Bullshit, says I. Who else knows your work as well as you do? Who else really knows the great lines you've nailed over the years?

Writing's not like everything else. If you're a painter and you have a great stroke, one can easily focus into that, or you're a photographer and you print your best work, well, people will notice it then. If you're a writer, you can have a millisecond of brilliance, create one perfect sentence, and the rest of what you've written for weeks could be shit. Should that one sentence die a death because you had the lack of wherewithal to hang onto it for a better day, a better piece?

I say no! I have a plan to use some of my best lines as graphic art to make my blog look cooler, hipper. It's all about appearance, and, frankly, some of my lines have the edge and humour I'm trying to market myself as having.

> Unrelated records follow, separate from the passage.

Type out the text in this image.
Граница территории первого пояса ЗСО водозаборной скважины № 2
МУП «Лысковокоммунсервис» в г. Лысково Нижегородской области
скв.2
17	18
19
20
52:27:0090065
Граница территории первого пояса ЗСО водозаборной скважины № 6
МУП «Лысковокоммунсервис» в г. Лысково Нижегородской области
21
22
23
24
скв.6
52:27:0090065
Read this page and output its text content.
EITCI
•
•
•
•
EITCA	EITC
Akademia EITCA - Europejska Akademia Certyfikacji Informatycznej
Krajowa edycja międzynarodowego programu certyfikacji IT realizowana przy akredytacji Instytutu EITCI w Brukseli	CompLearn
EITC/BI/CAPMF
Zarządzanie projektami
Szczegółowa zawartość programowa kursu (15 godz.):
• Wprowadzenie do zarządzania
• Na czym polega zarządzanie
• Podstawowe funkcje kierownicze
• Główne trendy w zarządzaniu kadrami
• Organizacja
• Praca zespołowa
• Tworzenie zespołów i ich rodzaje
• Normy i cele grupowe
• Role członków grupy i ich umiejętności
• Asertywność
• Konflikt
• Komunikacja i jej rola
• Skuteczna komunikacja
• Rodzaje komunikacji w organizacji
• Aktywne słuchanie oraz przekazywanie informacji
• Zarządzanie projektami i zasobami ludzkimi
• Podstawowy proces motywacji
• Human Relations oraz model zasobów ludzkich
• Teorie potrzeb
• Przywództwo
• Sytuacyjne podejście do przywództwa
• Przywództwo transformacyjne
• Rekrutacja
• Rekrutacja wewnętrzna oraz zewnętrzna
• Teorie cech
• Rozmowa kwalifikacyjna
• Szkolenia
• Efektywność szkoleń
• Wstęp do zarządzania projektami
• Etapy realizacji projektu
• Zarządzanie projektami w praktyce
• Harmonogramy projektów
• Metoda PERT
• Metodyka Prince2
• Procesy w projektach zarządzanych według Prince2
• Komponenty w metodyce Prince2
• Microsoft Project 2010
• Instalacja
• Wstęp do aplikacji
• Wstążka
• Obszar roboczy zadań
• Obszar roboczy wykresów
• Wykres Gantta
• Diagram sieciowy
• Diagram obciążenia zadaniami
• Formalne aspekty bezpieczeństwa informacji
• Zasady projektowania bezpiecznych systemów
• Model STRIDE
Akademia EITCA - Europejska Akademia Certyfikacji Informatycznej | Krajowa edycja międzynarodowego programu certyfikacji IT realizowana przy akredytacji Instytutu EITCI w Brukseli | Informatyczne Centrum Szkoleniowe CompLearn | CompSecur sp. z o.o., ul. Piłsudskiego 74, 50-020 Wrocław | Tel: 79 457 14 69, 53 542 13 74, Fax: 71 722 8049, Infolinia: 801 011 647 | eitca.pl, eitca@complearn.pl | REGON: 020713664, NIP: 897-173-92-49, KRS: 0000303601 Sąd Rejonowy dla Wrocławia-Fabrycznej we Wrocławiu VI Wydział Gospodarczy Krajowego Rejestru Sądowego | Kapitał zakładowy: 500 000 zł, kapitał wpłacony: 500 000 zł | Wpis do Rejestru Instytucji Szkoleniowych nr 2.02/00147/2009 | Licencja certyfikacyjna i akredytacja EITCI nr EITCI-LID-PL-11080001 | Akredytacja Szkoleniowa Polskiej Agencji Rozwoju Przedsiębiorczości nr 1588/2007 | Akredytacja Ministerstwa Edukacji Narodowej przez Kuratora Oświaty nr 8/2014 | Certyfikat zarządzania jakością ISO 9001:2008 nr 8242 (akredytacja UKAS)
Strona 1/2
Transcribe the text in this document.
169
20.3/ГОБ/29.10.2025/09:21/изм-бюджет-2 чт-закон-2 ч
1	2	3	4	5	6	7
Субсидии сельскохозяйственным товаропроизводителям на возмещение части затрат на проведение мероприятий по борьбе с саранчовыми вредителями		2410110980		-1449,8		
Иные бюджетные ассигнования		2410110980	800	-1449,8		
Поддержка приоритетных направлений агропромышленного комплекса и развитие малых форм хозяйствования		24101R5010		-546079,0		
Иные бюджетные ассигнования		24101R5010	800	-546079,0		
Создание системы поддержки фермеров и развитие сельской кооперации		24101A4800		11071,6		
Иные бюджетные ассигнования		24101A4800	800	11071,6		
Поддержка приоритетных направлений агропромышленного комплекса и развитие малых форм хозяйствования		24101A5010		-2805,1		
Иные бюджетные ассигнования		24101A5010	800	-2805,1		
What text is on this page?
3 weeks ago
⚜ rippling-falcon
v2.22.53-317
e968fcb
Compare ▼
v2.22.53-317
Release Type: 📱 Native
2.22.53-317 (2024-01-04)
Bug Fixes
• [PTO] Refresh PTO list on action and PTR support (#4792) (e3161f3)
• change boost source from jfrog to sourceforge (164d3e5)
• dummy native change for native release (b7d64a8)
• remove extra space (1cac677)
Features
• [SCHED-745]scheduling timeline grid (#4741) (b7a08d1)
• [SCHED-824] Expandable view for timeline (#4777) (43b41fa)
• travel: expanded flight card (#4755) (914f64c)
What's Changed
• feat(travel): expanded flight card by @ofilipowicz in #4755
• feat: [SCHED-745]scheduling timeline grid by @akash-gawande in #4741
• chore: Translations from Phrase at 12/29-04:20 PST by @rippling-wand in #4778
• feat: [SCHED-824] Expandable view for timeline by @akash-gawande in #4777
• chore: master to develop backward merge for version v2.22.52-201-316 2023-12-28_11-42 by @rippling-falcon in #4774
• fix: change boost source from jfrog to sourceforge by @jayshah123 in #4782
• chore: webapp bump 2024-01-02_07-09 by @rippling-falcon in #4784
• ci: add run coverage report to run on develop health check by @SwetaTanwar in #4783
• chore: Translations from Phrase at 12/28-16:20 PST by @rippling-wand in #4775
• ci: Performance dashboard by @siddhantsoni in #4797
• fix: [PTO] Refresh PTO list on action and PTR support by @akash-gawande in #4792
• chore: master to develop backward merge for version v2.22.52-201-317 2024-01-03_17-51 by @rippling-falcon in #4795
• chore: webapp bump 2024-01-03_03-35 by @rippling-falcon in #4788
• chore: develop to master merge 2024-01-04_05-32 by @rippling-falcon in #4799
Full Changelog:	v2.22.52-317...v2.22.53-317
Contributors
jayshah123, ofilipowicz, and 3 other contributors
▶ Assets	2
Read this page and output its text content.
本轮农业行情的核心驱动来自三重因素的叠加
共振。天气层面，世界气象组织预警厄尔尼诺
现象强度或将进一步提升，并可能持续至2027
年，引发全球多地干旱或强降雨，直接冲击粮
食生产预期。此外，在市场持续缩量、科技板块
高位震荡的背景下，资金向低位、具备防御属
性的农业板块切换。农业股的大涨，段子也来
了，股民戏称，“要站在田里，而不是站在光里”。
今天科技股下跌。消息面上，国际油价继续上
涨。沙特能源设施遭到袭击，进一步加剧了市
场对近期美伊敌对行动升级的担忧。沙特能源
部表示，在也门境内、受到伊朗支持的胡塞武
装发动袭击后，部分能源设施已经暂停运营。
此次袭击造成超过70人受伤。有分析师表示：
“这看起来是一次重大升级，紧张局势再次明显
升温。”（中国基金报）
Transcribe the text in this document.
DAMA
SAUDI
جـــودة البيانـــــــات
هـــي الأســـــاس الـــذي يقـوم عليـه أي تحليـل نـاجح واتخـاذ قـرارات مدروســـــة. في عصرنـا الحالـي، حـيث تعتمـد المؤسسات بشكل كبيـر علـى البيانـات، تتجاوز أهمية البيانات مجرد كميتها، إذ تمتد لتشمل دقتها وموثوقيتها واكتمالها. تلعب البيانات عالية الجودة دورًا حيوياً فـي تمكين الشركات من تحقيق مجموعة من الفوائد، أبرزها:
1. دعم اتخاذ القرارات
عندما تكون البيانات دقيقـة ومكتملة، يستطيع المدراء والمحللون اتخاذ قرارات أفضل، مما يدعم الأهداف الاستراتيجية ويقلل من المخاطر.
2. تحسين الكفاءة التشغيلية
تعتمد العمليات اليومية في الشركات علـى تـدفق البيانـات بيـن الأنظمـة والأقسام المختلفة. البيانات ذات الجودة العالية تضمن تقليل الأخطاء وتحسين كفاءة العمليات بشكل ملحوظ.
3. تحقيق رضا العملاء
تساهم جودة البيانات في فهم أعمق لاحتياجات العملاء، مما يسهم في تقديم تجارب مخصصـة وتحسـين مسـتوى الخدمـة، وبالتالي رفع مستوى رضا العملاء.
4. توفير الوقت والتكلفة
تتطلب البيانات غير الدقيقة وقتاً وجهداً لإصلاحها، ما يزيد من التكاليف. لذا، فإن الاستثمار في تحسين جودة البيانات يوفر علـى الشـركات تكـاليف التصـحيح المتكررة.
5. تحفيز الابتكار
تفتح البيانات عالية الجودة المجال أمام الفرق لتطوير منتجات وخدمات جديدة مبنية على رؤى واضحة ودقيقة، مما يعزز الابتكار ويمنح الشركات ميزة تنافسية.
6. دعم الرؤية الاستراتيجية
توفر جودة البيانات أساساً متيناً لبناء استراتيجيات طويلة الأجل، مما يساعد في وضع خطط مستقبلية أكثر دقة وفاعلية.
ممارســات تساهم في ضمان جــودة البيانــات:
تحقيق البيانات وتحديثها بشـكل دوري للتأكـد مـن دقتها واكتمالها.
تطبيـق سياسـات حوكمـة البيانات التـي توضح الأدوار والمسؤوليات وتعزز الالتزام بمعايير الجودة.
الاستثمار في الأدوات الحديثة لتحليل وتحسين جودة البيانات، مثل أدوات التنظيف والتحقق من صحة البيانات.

I want someone new to be able to log on, skim down my sidebar, see a couple of my quotes, and know right away that they've entered an intelligent, argumentative realm of free speech and sexuality.

I want people to know, right off, that I'm very, very political. I want people to know I'm not going to say what they want to hear, that the opposite is probably far more true. I'm tired of being delicate and toeing the line.

In fact, when my blog was at its most popular was when I was most angry at politics, most belligerent towards the right wing, and most intolerant of intolerance. Why, then, have I been being careful?

Ha. There's a fucking realization it's worth working till a later hour to have had. "Stop worrying, just shoot your mouth off, and the public will follow!"

I'm not courageous enough right now to be THAT Steff all the time. Not sure I can go there just yet-- mounting what's tantamount to ideological throw-downs. I need to be in a pretty confident space to be that rant gal there. I need to feel that my angst is justified. I think my angst just got too heavy to carry for a while, but now I feel it bubbling and wanting to come to the surface.

A piece I wrote about Lenny Bruce
way back when on the other blog is what's had me thinking of that time. I just read it a few minutes ago and its eloquence startled me. Very well written, I thought, a great homage to an underrated man and his landmark battles against obscenity. That piece was in the same month I wrote a manifesto telling the religious right that my sexual preferences are NOT who I am. That month, those postings changed my standing on the web.

I guess the thing is that I know what I'd written that got me noticed. I know the headspace I need. I'm getting there. What I wrote last night is probably my best on-theme writing for Smut & Steff I've done in a while, so it makes me feel like I'm headed back to my earlier success.

Mostly, though, it makes me feel like I'm getting back on the right path, and it's all about the path, man.